The Minister for Finance, Mr McCreevy, has laid the foundation for the creation of a restructured Central Bank that will incorporate consumer protection and prudential regulation of the financial services sector.
The Central Bank and Financial Services Authority of Ireland Bill 2002 provides the legislative framework for the Central Bank and Financial Services Authority of Ireland that will be headed by Central Bank governor, Mr John Hurley. It will supervise banks, building societies, credit unions and insurance companies. Within this structure the Minister is proposing to create the Irish Financial Services Regulatory Authority that will be charged with regulation of the financial sector and will report to the restructured Central Bank.
Mr McCreevy has appointed an interim board to the regulator that will be chaired by former Waterford Wedgwood chief executive, Mr Brian Patterson. The other board members are: Mr Alan Ashe, former managing director of Standard Life; company director, Mr Friedhelm Danz; Mr Gerard Danaher SC; former director general of the Irish Business and Employers' Confederation (IBEC), Mr John Dunne; director of funding and debt management of the National Treasury Management Agency, Mr Jim Farrell; journalist, Ms Deirdre Purcell; and former Revenue Commissioner, Mr Dermot Quigley.

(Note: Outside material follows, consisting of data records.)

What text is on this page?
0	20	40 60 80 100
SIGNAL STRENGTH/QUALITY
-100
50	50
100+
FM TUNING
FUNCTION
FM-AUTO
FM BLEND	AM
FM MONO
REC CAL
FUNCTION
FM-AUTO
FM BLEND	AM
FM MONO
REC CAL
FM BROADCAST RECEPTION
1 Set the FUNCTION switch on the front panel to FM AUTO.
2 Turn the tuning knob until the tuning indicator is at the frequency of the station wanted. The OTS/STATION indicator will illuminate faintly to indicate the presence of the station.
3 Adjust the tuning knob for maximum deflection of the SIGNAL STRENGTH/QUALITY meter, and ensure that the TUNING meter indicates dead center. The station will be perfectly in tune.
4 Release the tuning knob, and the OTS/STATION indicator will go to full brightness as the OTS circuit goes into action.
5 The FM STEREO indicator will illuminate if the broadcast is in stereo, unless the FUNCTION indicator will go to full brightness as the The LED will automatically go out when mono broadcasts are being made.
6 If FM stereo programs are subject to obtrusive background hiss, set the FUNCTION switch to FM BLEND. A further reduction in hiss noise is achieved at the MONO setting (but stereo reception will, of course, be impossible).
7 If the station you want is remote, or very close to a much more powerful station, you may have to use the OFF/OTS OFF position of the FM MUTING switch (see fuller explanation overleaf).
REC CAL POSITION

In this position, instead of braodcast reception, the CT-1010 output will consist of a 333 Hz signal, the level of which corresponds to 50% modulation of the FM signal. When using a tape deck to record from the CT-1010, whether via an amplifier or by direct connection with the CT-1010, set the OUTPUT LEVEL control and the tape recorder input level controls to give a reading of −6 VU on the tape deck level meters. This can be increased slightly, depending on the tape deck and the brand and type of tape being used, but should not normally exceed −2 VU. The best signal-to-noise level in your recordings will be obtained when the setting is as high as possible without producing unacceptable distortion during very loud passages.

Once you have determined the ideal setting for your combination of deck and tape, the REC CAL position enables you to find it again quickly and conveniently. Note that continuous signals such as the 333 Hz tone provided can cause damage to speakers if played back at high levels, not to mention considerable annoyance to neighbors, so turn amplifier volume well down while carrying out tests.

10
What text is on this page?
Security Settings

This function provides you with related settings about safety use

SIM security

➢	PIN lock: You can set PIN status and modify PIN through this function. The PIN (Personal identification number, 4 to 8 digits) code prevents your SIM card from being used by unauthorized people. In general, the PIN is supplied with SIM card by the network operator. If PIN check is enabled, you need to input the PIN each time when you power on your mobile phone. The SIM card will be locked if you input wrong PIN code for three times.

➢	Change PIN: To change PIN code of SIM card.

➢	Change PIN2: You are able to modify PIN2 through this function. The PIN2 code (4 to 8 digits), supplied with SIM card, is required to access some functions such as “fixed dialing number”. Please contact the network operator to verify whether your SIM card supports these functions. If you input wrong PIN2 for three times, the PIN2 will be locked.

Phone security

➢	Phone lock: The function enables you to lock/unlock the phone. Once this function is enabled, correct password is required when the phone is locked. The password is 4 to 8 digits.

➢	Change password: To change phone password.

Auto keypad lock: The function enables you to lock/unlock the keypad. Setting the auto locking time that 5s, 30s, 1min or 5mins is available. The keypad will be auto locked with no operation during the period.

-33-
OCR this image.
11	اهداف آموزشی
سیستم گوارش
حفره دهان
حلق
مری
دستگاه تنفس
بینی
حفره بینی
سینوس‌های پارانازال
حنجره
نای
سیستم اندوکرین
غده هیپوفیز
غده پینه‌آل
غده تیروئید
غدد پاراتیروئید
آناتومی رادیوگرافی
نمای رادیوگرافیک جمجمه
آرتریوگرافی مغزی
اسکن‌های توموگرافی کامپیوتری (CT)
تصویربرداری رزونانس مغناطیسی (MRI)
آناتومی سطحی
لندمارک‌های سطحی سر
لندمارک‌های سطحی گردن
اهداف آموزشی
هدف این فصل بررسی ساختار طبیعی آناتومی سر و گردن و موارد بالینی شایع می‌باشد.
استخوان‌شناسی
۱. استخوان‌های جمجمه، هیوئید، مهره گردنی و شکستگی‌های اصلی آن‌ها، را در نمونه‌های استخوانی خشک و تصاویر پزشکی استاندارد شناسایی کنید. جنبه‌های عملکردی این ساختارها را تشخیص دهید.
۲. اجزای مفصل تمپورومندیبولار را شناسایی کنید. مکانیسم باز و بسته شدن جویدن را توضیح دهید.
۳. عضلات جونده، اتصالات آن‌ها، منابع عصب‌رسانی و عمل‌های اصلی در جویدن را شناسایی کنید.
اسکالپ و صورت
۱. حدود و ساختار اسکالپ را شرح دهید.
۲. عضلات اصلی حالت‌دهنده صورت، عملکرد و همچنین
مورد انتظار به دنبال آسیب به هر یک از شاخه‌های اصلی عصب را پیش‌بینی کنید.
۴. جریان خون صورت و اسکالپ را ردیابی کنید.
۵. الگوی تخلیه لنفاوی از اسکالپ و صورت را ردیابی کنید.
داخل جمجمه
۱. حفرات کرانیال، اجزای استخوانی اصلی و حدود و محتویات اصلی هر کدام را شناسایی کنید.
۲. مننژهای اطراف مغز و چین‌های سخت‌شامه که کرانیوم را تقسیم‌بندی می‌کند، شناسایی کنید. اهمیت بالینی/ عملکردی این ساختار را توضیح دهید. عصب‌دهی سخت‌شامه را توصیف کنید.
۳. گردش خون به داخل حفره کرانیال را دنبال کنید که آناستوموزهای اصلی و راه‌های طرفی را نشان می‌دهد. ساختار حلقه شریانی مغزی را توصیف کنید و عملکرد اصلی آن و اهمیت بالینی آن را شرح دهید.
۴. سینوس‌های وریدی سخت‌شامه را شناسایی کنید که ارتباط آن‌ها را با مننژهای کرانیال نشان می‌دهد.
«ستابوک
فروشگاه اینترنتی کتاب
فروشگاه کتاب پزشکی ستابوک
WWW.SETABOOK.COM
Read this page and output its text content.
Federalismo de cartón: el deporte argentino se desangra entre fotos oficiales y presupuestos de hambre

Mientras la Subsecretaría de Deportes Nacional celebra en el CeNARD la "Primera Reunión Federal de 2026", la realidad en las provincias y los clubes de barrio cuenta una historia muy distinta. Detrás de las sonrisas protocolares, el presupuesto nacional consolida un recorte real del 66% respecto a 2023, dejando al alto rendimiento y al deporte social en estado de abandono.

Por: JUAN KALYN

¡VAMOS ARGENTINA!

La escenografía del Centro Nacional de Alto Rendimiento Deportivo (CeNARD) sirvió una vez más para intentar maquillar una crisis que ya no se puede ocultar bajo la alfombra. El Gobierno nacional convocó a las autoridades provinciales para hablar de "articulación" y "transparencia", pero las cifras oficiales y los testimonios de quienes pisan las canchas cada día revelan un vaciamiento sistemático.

The interim board will manage the transition to the new regulatory body and will appoint a chief executive. Mr Patterson and the regulator's new chief executive will become members of the Central Bank and Financial Services Authority of Ireland board. The regulator also has the power to impose a levy on the financial institutions being regulated to offset all or part of the cost to the Exchequer.
In 2002, that cost is expected to be €15 million.
Publishing the legislation yesterday, Mr McCreevy said it would provide for the co-ordination of the Central Bank's functions within the European Central Bank and the functions of a single regulatory authority for the financial services sector.
The creation of a single regulatory body was first signalled by Mr McCreevy and the Tánaiste, Ms Harney, in February 2001. Yesterday, Ms Harney said the regulator would represent the most far- reaching reform in financial service regulation in this State. "This Government wants the new regulator to be responsive to the needs of both industry and consumers. I am confident we are giving it the independence to achieve this".
The regulator is designed to have a degree of independence from the restructured Central Bank authority although policy and guidelines determining its operations will be handed down to it from the main board. It is also required to consult Mr Hurley.
The Bill also provides for the appointment of a consumer director, who will be a member of the board of the regulator. The director will also monitor the provision of financial services to consumers, bringing prudential regulation and consumer protection activities together.
A registrar of credit unions will also be appointed within the new structure to act as the regulator for the credit union system. This role is currently undertaken by the Registrar of Friendly Societies.
The Bill announced yesterday is broadly unchanged from that signalled earlier by the Government. The main difference is the creation of a monetary committee rather than a separate monetary authority within the overall Central Bank authority. It was originally envisaged that this monetary authority would be given a degree of independence from the Central Bank, which currently carries out this function. This has now been downgraded to a committee with the monetary functions carried out by the Central Bank largely being left unchanged.
Mr McCreevy said a second Bill would be brought forward later this year to establish a financial ombudsman and consultative panels to interface between the financial services industry and consumers. It will also address recommendations in a report by the Attorney General, Mr Michael McDowell, which examined the scope for reform of the Central Bank.